Nasopharyngeal carcinoma has complex histology origins. Based on a retrospective observational study from Sun Yat-Sen Cancer Center (Guangzhou, China), the 5-year OS rate of epithelial carcinoma, mixed sarcomatoid-epithelial carcinoma, sarcomatoid carcinoma, and squamous cell carcinoma were 79.4, 70.5, 59.6, and 42.6%, respectively [28]. Except for histology (ICD-O-3 code) records, SEER database also recorded the tumor differentiation grade, a much simpler system. Compared to differentiated squamous and non-keratinizing carcinoma, undifferentiated cancer has a significant better survival prognostics due to its high sensitivity to RT and chemotherapy [29]. Table 3 showed that in moderately-differentiated subgroup, surgery patients had significantly lower risk of cancer-specific death than non-surgery group (HR = 0.36, 95% CI 0.16–0.82, p = 0.02). In both keratinizing and non-keratinizing squamous tumor, surgery group also showed a better survival than surgery not recommended group (p = 0.01). In undifferentiated tumors, surgery had no such effect.

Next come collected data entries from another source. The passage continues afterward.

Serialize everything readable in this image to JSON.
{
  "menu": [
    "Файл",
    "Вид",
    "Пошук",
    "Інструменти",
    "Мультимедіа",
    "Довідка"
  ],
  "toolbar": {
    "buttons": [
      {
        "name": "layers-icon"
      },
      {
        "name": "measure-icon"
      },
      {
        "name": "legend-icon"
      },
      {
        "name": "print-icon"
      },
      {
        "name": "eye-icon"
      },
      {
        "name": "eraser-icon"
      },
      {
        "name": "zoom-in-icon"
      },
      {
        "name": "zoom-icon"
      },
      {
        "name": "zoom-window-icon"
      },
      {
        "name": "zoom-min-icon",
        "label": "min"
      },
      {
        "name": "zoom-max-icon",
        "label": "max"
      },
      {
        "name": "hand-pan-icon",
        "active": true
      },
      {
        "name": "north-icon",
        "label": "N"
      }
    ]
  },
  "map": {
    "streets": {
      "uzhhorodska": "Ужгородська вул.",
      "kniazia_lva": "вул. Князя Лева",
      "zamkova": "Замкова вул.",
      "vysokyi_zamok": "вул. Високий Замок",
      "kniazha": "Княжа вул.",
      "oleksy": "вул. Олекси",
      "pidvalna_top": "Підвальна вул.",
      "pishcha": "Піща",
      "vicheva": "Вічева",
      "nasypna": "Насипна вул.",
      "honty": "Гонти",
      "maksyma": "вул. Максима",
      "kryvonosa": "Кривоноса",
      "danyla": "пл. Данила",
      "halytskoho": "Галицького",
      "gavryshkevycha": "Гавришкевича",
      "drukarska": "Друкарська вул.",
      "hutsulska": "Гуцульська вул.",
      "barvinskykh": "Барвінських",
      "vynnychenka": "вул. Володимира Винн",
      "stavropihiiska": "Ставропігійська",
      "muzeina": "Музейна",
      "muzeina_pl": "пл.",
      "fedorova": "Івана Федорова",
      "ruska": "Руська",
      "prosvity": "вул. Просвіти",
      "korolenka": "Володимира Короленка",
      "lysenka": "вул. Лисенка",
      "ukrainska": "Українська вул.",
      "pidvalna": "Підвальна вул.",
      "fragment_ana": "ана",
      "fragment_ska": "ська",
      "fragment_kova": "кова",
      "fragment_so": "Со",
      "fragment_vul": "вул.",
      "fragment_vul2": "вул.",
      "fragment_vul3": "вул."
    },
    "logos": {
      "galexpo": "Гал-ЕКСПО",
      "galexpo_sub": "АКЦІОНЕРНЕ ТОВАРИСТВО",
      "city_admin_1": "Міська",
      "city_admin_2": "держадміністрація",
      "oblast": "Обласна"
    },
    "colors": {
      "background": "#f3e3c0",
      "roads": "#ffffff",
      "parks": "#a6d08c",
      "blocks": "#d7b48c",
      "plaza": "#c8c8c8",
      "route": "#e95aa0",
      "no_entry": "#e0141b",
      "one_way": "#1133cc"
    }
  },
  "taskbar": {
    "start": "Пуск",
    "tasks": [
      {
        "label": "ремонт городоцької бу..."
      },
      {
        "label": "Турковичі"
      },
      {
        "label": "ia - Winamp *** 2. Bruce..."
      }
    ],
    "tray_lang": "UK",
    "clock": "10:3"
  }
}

Racial disparity existed in nasopharyngeal carcinoma. Chinese patients have a higher survival rate due to their higher response to RT/chemotherapy [30]. But, a matched analysis showed that the biological behavior of NPC is relatively independent of race [31]. In this study, 61.64% white were in surgery group, which was significantly higher than the proportion of Chinese patients (18.22%, Table 1). Also, surgery showed significant benefit to white patients for cancer-specific survival (HR = 0.51, 95% CI 0.36–0.72, p = 0.0002, Table 3). Both local tumor excision and pharyngectomy had significant benefits to white patients (p = 0.0002 and 0.03, respectively, Table 3).

As demonstrated in propensity score analysis, there is no significant difference on survival between local tumor excision and pharyngectomy. So, it depends on real clinical situation to determine which type of surgery should be performed. For example, in T4 patients, both local tumor excision and pharyngectomy showed no benefits on survival. But in T3 patients, both local tumor excision and pharyngectomy showed significant benefits on survival. Stage III included T1–2N2M0 and T3N0–2M0. N2 patients were marginally sensitive to local tumor excision. But still some N2 patients belong to stage IV (any T, any N, M1). So, we further divided AJCC TNM stages into more detailed T stages, N stages and M stages. M. As shown in Table 3, local tumor excision significantly benefited T3 patients (HR = 0.16, 95% CI 0.04–0.63), and marginally benefited N2 patients (HR = 0.55, 95% CI 0.29–1.03). However, we should notice that the sample size of surgery patients in each subgroups was small (Table 1), especially for patients with pharyngectomy (only 79 patients between 2004 and 2013). To determine which type of surgery to be better, more samples with longer time accumulation are need in future study.

Retrospective observational study is prior than prospective randomized trials because it has no selection bias by entering good performance and small tumor patients possibly benefitting most from primary surgery in such trials [32]. This retrospective study used SEER registry data. SEER data have high completeness and accuracy, and are representing the entire patient population in the United States.

Conclusion

The present study supports the favorable impact of surgery on clinical outcomes in patients with nasopharyngeal carcinoma. Most importantly, the benefit of tumor surgery is significant in subgroups of patients who are younger than 60 year, white, with T3, N1, M0, AJCC stage III, or moderately differentiated tumors. Survival analysis showed that patients with surgery had a better prognostics in both RT and non-RT patients.